Marker Text: The history of McLennan County, like that of Texas and the nation, clouded by racial tensions, is sometimes manifested in violence. From 1860 through 1922, 43 lynchings were documented here. Following reconstruction, laws were instituted that held African Americans back from education, jobs and participation in many forms of government.

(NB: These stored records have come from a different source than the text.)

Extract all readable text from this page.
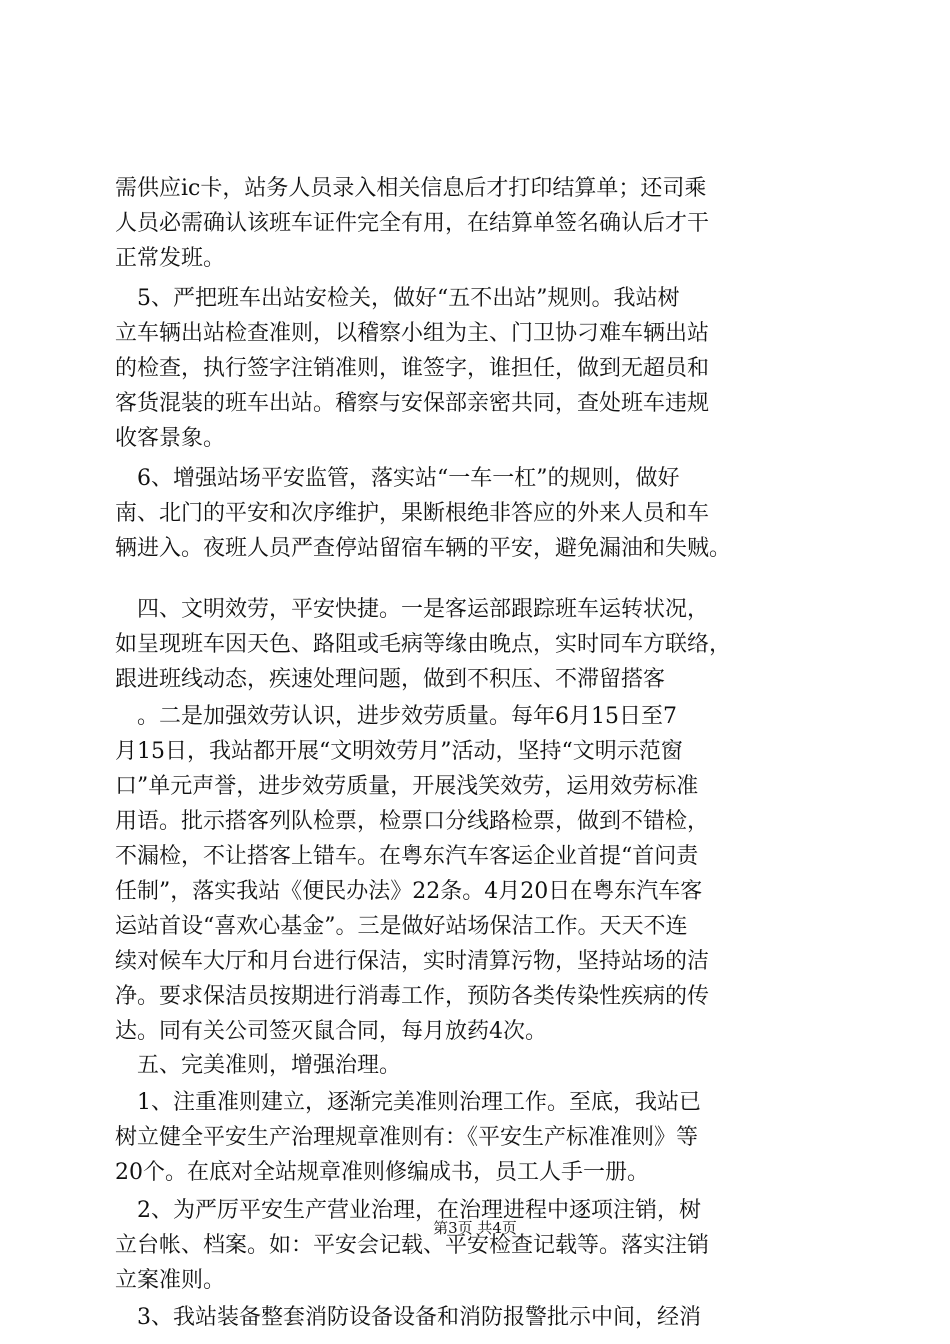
需供应ic卡，站务人员录入相关信息后才打印结算单；还司乘
人员必需确认该班车证件完全有用，在结算单签名确认后才干
正常发班。
　5、严把班车出站安检关，做好“五不出站”规则。我站树
立车辆出站检查准则，以稽察小组为主、门卫协刁难车辆出站
的检查，执行签字注销准则，谁签字，谁担任，做到无超员和
客货混装的班车出站。稽察与安保部亲密共同，查处班车违规
收客景象。
　6、增强站场平安监管，落实站“一车一杠”的规则，做好
南、北门的平安和次序维护，果断根绝非答应的外来人员和车
辆进入。夜班人员严查停站留宿车辆的平安，避免漏油和失贼。
　四、文明效劳，平安快捷。一是客运部跟踪班车运转状况，
如呈现班车因天色、路阻或毛病等缘由晚点，实时同车方联络，
跟进班线动态，疾速处理问题，做到不积压、不滞留搭客
　。二是加强效劳认识，进步效劳质量。每年6月15日至7
月15日，我站都开展“文明效劳月”活动，坚持“文明示范窗
口”单元声誉，进步效劳质量，开展浅笑效劳，运用效劳标准
用语。批示搭客列队检票，检票口分线路检票，做到不错检，
不漏检，不让搭客上错车。在粤东汽车客运企业首提“首问责
任制”，落实我站《便民办法》22条。4月20日在粤东汽车客
运站首设“喜欢心基金”。三是做好站场保洁工作。天天不连
续对候车大厅和月台进行保洁，实时清算污物，坚持站场的洁
净。要求保洁员按期进行消毒工作，预防各类传染性疾病的传
达。同有关公司签灭鼠合同，每月放药4次。
　五、完美准则，增强治理。
　1、注重准则建立，逐渐完美准则治理工作。至底，我站已
树立健全平安生产治理规章准则有：《平安生产标准准则》等
20个。在底对全站规章准则修编成书，员工人手一册。
　2、为严厉平安生产营业治理，在治理进程中逐项注销，树
立台帐、档案。如：平安会记载、平安检查记载等。落实注销
立案准则。
　3、我站装备整套消防设备设备和消防报警批示中间，经消
第3页 共4页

The most notorious local act of racial violence occurred in 1916. On May 8th, in the farming community of Robinson, Mrs. Lucy Fryer was killed near her house. Jesse Washington, a teenaged African American farmhand, was arrested for her murder. Known to be illiterate and possibly having an intellectual disability, Washington changed his story from denial to admission of guilt after being questioned for days. One week later, as large crowds gathered, he was brought to Waco for trial. Following a brief trial and after four minutes of jury deliberation, Washington was convicted of murder and sentenced to death. Immediately, he was seized by a horde of onlookers and dragged several blocks to city hall where he was beaten, stabbed, hanged, mutilated and burned to death as thousands cheered.

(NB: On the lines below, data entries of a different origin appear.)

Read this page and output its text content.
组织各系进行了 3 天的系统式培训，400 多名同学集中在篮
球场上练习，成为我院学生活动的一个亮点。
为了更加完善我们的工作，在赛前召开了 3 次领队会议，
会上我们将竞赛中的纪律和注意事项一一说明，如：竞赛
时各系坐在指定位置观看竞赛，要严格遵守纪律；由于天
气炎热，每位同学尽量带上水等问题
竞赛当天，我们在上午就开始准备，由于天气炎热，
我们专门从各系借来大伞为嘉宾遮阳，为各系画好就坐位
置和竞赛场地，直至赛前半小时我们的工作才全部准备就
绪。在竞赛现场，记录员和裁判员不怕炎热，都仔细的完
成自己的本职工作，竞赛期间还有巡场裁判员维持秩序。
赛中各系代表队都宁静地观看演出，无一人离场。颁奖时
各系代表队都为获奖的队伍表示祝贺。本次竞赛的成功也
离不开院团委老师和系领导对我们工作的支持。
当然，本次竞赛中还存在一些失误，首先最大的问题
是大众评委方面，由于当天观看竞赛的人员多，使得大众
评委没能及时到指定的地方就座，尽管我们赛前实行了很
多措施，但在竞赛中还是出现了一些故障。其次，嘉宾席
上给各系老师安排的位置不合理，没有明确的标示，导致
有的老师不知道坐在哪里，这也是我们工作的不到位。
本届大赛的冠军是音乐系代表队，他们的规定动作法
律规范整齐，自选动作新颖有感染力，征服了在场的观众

Jesse Washington’s horrific death received unparalleled nationwide public attention. Several reports, particularly from outside Texas, denounced the act as a breakdown of law and morality. The newly formed National Association for the Advancement of Colored People (NAACP) – now the nation’s oldest Civil Rights organization – hired Elisabeth Freeman to investigate. Famed editor W.E.B. Du Bois used her findings and commemorative photographs taken at the scene as the basis for the NAACP’s July 1916 issue of The Crisis, a widely distributed publication, referring to the event as “The Waco Horror.” Du Bois and the NAACP made the atrocity a turning point in the National Anti-Lynching Movement and a step in the long march toward the promise of Civil Rights for all.